The opposite of this is accept the idea that nothing really matters in this life. If death leads to the end of everything, then this life is everything, and the smart thing to do then is to get as much pleasure out of this life as possible, regardless how it hurts others in the process. We should not complain then if injustice wins out at the end of the day. We should not be upset when others take advantage of us and get away with it. We should congratulate them instead for using their wits, and we should turn around and do likewise. The very fact that man will pound his fist for justice when something adverse affects him personally, only proves that "this-life- is-everything" worldview does not provide any help or hope to struggling man.

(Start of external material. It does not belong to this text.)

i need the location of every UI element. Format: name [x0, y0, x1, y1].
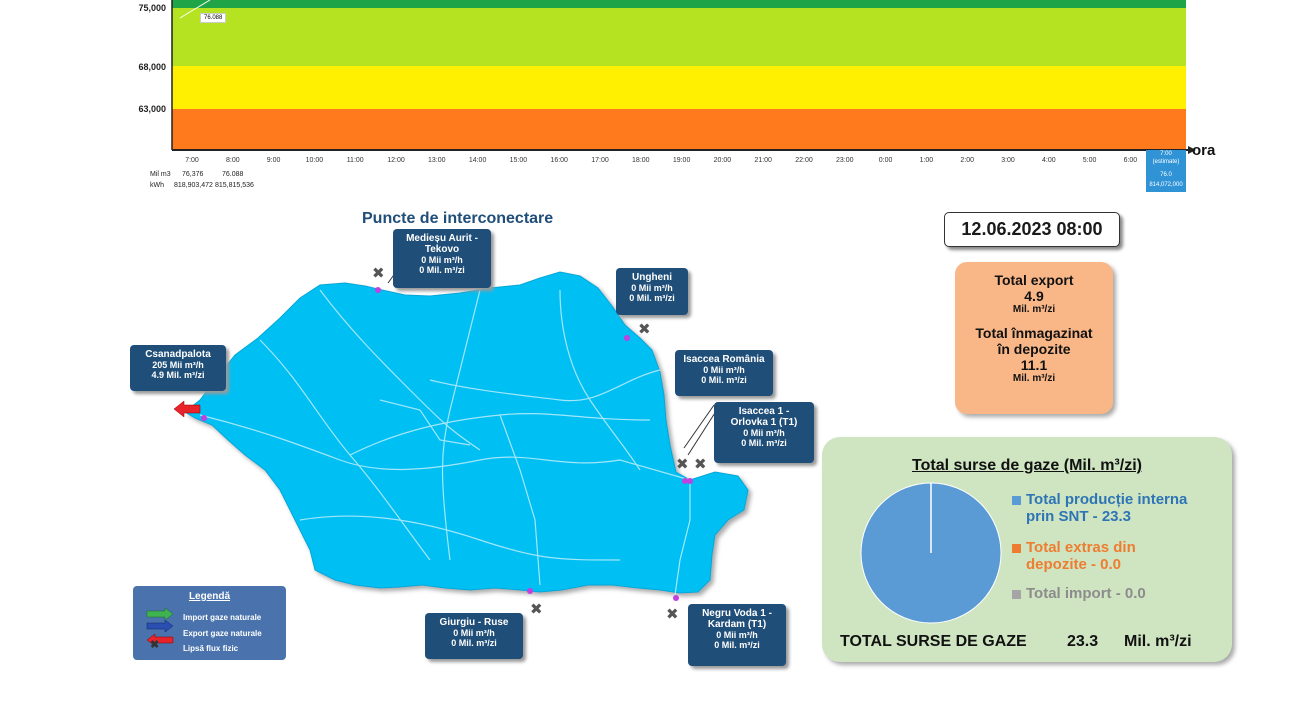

Expect man in his sinful state to come up with his own notions of what perfect justice is, and how he will escape the perfect justice in the life to come. For now, though, this ingrained longing for justice is only another argument in favor of a day of reckoning or judgment by someone who has all the facts at his disposal. Only a Perfect Judge can render perfect justice.

I heard it said by someone after the verdict was announced and after family and friends had gathered outside the courthouse, "I am so glad of the verdict from the jury. Justice has been served, but what he did to our family has caused so much pain, that he deserves the hottest part in hell."

People really believe in hell even when they say they don't. Justice demands it.